Artist Wyatt Kahn in his Bushwick studio. — Photo by Mimi Luse.
For the past four years, the artist Wyatt Kahn has been living and working in a converted industrial space on Starr Street, a block from the L stop at Jefferson. Though a sculptor by training (this was his BFA concentration at the Art Institute of Chicago), of late, Kahn has quietly been developing a painting technique using dimensional materials. On raw canvas and paper, he applies liquid rubber, graphite and industrial solvents to create hazy architectural landscapes.
They are impressive to look at, and ambitious in scale and methodology. To start a canvas, Kahn pours liquid black rubber over it. When dry, he sands it to give it tooth, and applies layers of charcoal powder and a fixative. Then he presses a stencil that he has carefully cut from foam-core, sprays glue and shakes more charcoal powder through the negative. The result is a fragile, powdery painting that Kahn wouldn’t let me touch when I asked him — not even just a little bit on the side.
Kahn carefully chooses his source materials; his paintings are abstracted versions of fascist architecture, Haussmann-era urban plans that were never executed, and the sad, low buildings of suburban strip-malls. But like the works of Hiroshi Sujimoto, whom he greatly admires, Kahn purposefully mediates the scene; his layers of material blocking the viewer’s access to the image. There are two basic ideas that Kahn thinks art can achieve. One is the pleasure of the viewer in their own objectivity; the other is the viewer’s pain in their realization of their lack of subjectivity. According to Kahn, what he tries to achieve is the latter.
“There is no pop or kitsch in my work,” says Kahn. “Either the viewer feels what I set out for or not. An artist can only control the object, it is up the object to interact with the viewer.”
The results are haunting, ethereal spaces that require a certain amount of light on them in order to be viewed properly at all. The liquid rubber has a slight sheen, while the charcoal is dead to light.
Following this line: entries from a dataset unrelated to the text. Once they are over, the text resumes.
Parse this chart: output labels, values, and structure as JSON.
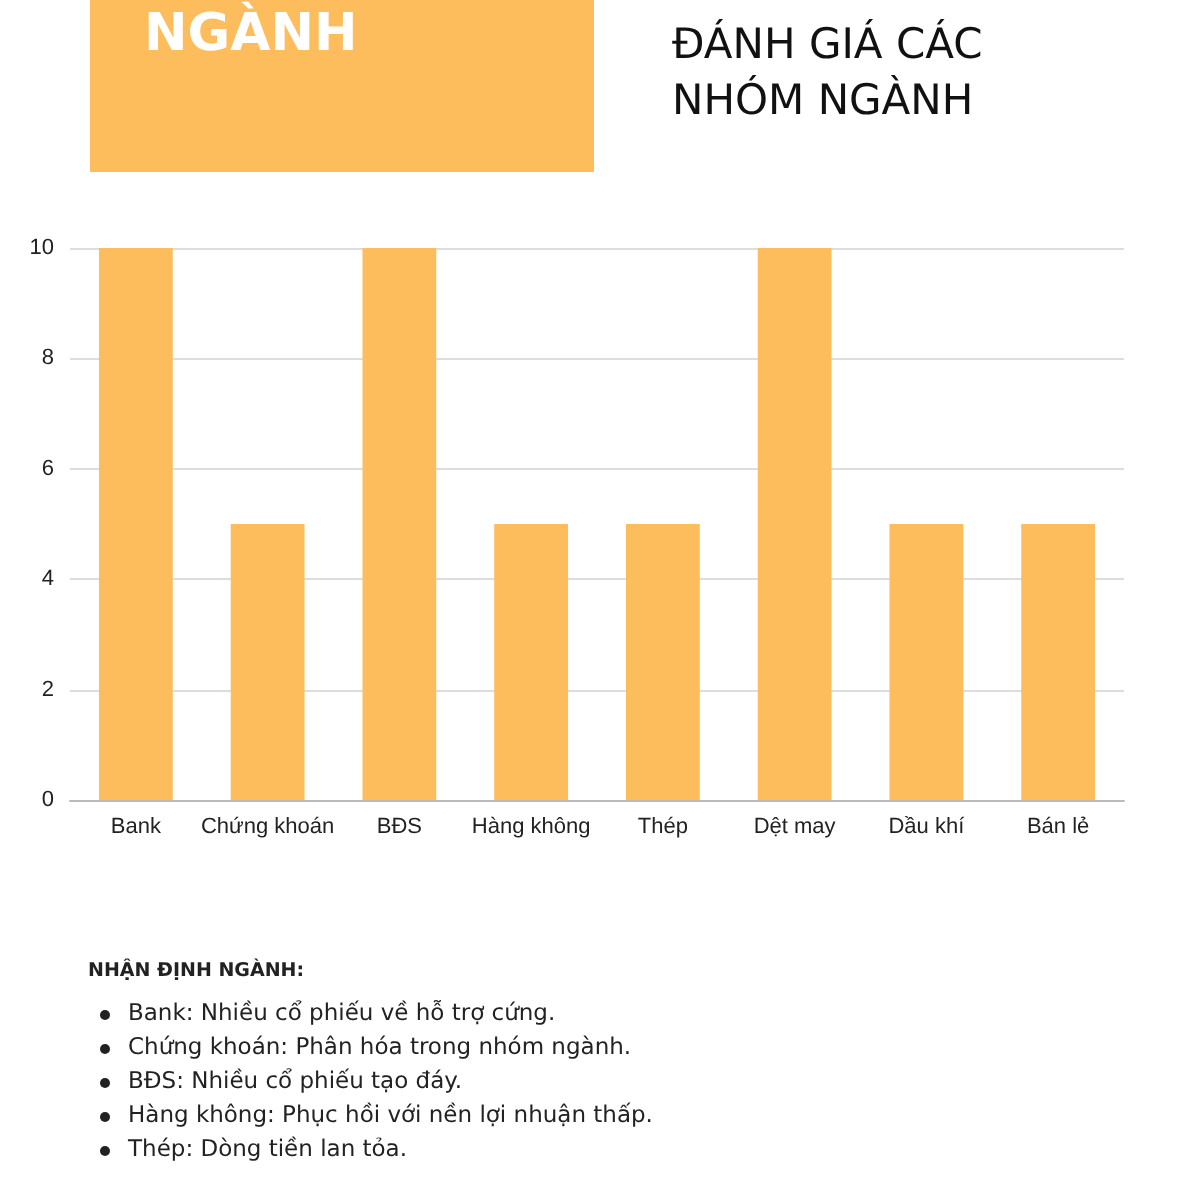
{
  "chart_data": {
    "type": "bar",
    "title": "ĐÁNH GIÁ CÁC NHÓM NGÀNH",
    "categories": [
      "Bank",
      "Chứng khoán",
      "BĐS",
      "Hàng không",
      "Thép",
      "Dệt may",
      "Dầu khí",
      "Bán lẻ"
    ],
    "values": [
      10,
      5,
      10,
      5,
      5,
      10,
      5,
      5
    ],
    "color": "#fdbd5c",
    "ylim": [
      0,
      10
    ],
    "yticks": [
      0,
      2,
      4,
      6,
      8,
      10
    ],
    "grid": "y",
    "annotations": [
      "NGÀNH",
      "NHẬN ĐỊNH NGÀNH:",
      "Bank: Nhiều cổ phiếu về hỗ trợ cứng.",
      "Chứng khoán: Phân hóa trong nhóm ngành.",
      "BĐS: Nhiều cổ phiếu tạo đáy.",
      "Hàng không: Phục hồi với nền lợi nhuận thấp.",
      "Thép: Dòng tiền lan tỏa."
    ]
  }
}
These are not proper painting materials per se — tellingly, Wyatt admires artists like Jay DeFeo, who subvert traditional painting techniques. “I find Defeo’s work attractive because of the way she used a traditional art medium in a new way, for her oil paint. I also find her attractive because in works like The Rose, DeFeo pushes painting to the limits of sculpture. I am trying to push sculpture to the limits of painting.”
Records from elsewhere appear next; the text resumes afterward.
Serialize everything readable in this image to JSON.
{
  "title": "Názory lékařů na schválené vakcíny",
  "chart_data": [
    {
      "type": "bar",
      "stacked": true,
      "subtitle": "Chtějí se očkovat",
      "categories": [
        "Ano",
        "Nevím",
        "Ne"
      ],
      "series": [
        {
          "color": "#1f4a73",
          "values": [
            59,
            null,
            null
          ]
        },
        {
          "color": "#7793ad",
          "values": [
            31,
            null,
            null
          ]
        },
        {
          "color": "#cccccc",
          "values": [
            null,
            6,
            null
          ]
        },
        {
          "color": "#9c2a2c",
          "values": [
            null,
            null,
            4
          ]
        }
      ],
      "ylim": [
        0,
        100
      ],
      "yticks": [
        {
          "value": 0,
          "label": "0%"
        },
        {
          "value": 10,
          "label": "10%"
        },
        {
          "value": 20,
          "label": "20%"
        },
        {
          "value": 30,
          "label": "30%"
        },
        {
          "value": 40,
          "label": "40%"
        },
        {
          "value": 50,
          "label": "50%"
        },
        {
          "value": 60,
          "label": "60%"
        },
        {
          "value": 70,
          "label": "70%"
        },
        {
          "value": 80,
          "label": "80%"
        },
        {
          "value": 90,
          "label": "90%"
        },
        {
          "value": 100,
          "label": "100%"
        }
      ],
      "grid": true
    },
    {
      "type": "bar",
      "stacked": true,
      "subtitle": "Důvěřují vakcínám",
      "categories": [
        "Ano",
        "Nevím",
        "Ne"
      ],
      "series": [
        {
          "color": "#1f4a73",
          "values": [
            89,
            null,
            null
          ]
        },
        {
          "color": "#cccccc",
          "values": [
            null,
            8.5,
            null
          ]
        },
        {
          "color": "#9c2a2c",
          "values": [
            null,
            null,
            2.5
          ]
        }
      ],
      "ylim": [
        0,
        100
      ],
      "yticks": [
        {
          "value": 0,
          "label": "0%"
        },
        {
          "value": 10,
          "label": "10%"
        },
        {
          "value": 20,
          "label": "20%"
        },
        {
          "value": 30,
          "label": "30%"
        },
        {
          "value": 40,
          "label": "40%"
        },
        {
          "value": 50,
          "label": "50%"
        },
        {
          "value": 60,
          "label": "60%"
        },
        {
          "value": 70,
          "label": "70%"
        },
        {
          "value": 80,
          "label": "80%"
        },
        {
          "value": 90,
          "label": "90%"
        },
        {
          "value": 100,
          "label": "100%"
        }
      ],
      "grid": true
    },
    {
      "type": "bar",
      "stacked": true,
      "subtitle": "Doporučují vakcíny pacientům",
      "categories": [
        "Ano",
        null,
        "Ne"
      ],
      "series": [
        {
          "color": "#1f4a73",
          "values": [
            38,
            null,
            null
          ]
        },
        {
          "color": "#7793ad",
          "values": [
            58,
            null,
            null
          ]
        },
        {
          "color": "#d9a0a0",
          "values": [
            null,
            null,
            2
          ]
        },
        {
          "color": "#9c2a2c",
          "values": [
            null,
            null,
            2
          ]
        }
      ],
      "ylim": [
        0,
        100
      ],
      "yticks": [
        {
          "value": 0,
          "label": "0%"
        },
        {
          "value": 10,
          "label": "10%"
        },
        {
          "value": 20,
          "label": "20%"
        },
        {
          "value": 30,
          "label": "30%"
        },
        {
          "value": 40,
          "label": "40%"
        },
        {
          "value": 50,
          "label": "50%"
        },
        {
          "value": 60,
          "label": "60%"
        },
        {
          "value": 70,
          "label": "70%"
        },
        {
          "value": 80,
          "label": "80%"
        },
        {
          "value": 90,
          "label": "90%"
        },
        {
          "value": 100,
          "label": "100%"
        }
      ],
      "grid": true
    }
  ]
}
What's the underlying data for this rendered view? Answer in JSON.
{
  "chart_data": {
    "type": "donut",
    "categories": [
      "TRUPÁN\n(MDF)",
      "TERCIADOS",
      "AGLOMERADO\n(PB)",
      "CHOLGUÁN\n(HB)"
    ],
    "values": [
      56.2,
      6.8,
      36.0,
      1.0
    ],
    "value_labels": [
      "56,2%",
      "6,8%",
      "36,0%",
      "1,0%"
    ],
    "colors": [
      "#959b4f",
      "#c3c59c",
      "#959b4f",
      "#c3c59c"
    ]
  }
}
Though he spent less time on them with me, the sculptures Kahn had in his studio were great, too. They shared the stark minimalist aesthetic of his paintings, but these were humorous, playing out dynamic visual puns. For Punch, Kahn cast a cement version of a punching bag with his fist imprinted in it. Created under intensely personal circumstances (venting a breakup), it matches Kahn’s own weight pound for pound.
Kahn and his studio-mates have converted the ground floor of what was once an industrial warehouse, building all the walls and amenities. They live and work in this constantly evolving space.